Громко заскрипело мокрое от непогоды железо — растворились широкие ворота Медиа-Луны. Со двора верхом на лошадях выезжали попарно объездчики, двести человек; за воротами, в укрытых дождем полях, они повернули в разные стороны.
— Стада из Энмедио перегнать на дальние пастбища, за прежние земли Эстагуа. А скот, что пасся в Эстагуа, гоните на холмы Вильмайо, — наказывал отъезжающим Фульгор. — Пошевеливайтесь, ребята, идет большая вода, она ждать не будет.
Под конец он так устал повторять одно и то же, что последние всадники
Не успел еще последний работник отъехать от ворот, как во двор, не осадив коня, галопом влетел Мигель Парамо. Спрыгнул с седла на всем скаку, чуть не отдавив ноги Фульгору. Жеребца пустил на волю: сам стойло знает.
— Откуда в такую рань, а?
— Телушку ездил доить.
— Что еще за телушку?
— А ты догадайся.
— И догадываться нечего. К Доротее ездил, к кому же еще. Одной ей сосунки нравятся.
— Ну и дурак. Хотя в дурости твоей, конечно, не тебя винить надо.
Повернулся и пошел на кухню завтракать; шпоры снять не подумал.
У плиты хлопотала Дамиана Сиснерос.
— Откуда ты это ни свет ни заря? — задала она ему тот же вопрос, что и Фульгор.
— Все оттуда. По кумушкам ездил, язык чесал.

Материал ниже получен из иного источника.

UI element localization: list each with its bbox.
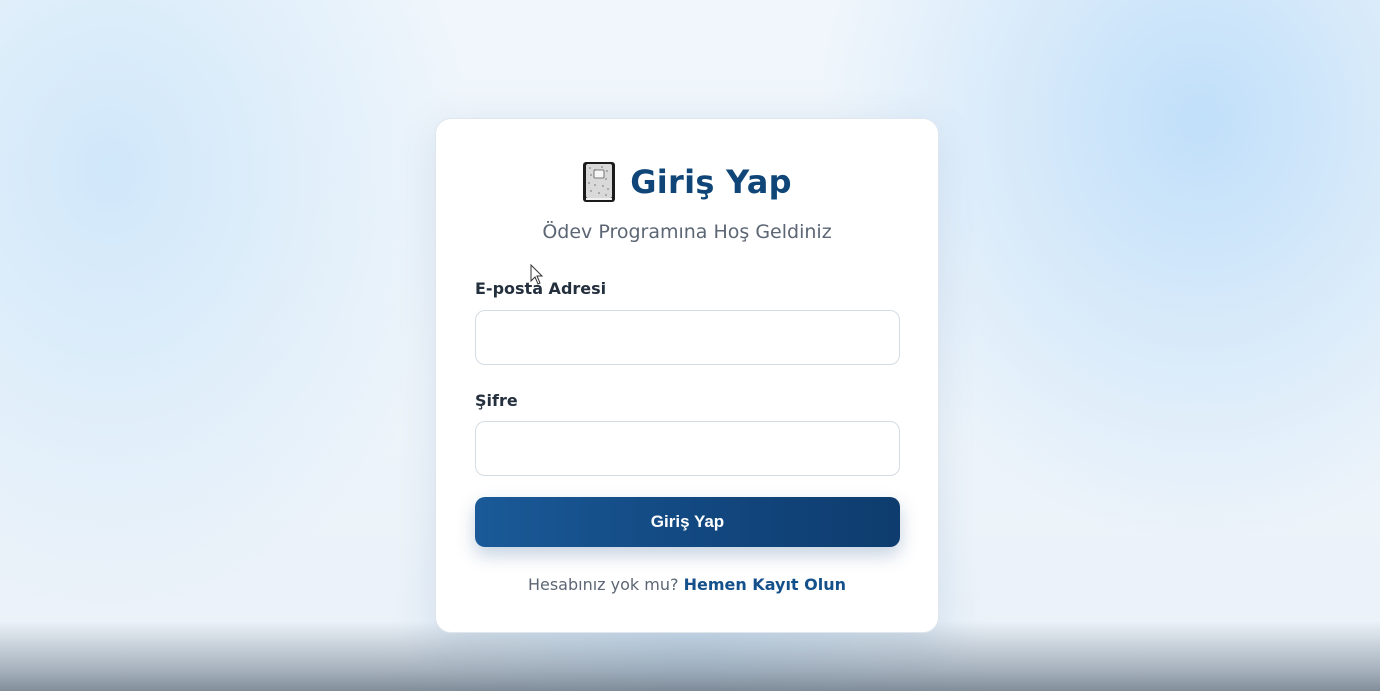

— Ты не сердись, Мигель, я ведь спроста, ты уж меня прости. Будешь яичницу есть?
— Хоть яичницу, хоть всмятку яйца — мне все равно.
— Я же с тобой по-хорошему, Мигель.
— Ладно, Дамиана, это я так, не со зла. Слушай, ты Доротею знаешь, ну, эту, которую Детиной Тоской прозвали?
— Знаю. Поговорить с ней хочешь? Она вон за той дверью сидит, в патио. Приходит каждый день спозаранок, мы ей поесть выносим. Чудачка она, сделала себе куклу из тряпок, в шаль запеленала и таскает с собой, баюкает, — дескать, ребеночек это ее. Видать, приключилось у ней горе в давние годы, но наверное не скажу: сама она не рассказывает, и знать про нее никто ничего не знает. А живет подаянием.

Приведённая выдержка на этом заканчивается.